I have a couple of doubts regarding irreducibility of $x$ over $Z/{12Z}$.

First is w.r.t definition of irreducibility :

When we talk of a polynomial $p(x)$ being irreducible in $Z_{n}$, we basically mean to say that $p(x)=0$ has no solutions in $Z_{n}$ right?

If so then $x$ is not irreducible in $Z_{n}$.

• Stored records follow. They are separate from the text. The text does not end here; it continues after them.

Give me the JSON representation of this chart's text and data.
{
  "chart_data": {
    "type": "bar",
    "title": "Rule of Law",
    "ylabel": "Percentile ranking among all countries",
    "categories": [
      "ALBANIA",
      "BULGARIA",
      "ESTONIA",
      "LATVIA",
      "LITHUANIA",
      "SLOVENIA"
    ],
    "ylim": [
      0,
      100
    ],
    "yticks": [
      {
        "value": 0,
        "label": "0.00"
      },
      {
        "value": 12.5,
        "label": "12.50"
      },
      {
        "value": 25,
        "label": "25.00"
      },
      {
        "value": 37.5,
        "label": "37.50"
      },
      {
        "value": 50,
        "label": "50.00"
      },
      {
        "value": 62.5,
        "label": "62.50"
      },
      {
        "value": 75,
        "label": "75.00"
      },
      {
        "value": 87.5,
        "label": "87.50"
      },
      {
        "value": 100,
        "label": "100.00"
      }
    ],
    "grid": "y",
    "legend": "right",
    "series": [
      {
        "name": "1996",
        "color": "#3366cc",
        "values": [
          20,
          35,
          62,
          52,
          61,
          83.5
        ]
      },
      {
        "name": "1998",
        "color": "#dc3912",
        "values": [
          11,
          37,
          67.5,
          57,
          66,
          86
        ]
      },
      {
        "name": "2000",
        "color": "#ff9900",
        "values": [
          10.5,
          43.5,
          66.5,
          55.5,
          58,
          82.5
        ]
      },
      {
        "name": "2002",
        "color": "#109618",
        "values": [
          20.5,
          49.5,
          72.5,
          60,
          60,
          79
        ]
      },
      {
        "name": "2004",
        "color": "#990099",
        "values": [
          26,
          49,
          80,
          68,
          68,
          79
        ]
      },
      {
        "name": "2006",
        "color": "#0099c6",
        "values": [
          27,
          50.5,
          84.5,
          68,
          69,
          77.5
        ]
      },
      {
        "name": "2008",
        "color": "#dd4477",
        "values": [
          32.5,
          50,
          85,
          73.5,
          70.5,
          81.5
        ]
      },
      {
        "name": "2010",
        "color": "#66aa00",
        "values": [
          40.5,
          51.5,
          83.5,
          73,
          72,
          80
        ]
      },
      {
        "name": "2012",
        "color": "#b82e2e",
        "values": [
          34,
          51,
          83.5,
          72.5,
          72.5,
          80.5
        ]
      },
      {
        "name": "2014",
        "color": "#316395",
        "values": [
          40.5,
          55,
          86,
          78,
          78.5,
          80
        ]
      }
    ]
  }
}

I arrived at this result by showing that $A=(x)$ the ideal generated by $x$ is not maximal by proving that $Z_{12}[x]/A$ is not a field.

My attempt is as follows:

The elements of $Z_{12}[x]/(x)$ are of the form $c+A$ where $c \in Z_{12}$. But since $Z_{12}$ is not a field, $c^{-1}$ might not exist. Hence $Z_{12}[x]/(x)$ is not a field thus $x$ is not irreducible over $Z_{12}$.

Could someone check whether my attempts are right?

EDIT:

I know that a polynomial $p\in R[x]$ is said to be irreducible if it cannot be factored into the product of polynomials $f,g \in R[x]$ such that one of them is a constant.

Answer 1

Irreducible means the following: we say that $r\in R $ is irreducible if $r = ab $ then either $a$ or $b$ is a unit. So in $\mathbb Z_{12}$, for example, $2$ is irreducible but $3$ is not since $3 = 3(-3) \mod 12 $ in general we have $p\mid n $ is reducible iff $p^2 \nmid n$.

So let's return to our ring $\mathbb{Z}_{12}[x]$ and consider $x=(3x+4 )(4x+3)= 12x^2 + 25x + 12 \bmod 12 $ hence $x$ is reducible (if we proved the factors are non units) as you said. Now we need to show that $3x+4$ and $4x+3$ are not units in $\mathbb{Z}_{12} [x]$.

You can show that $3x+4$ is a not a unit by contradiction.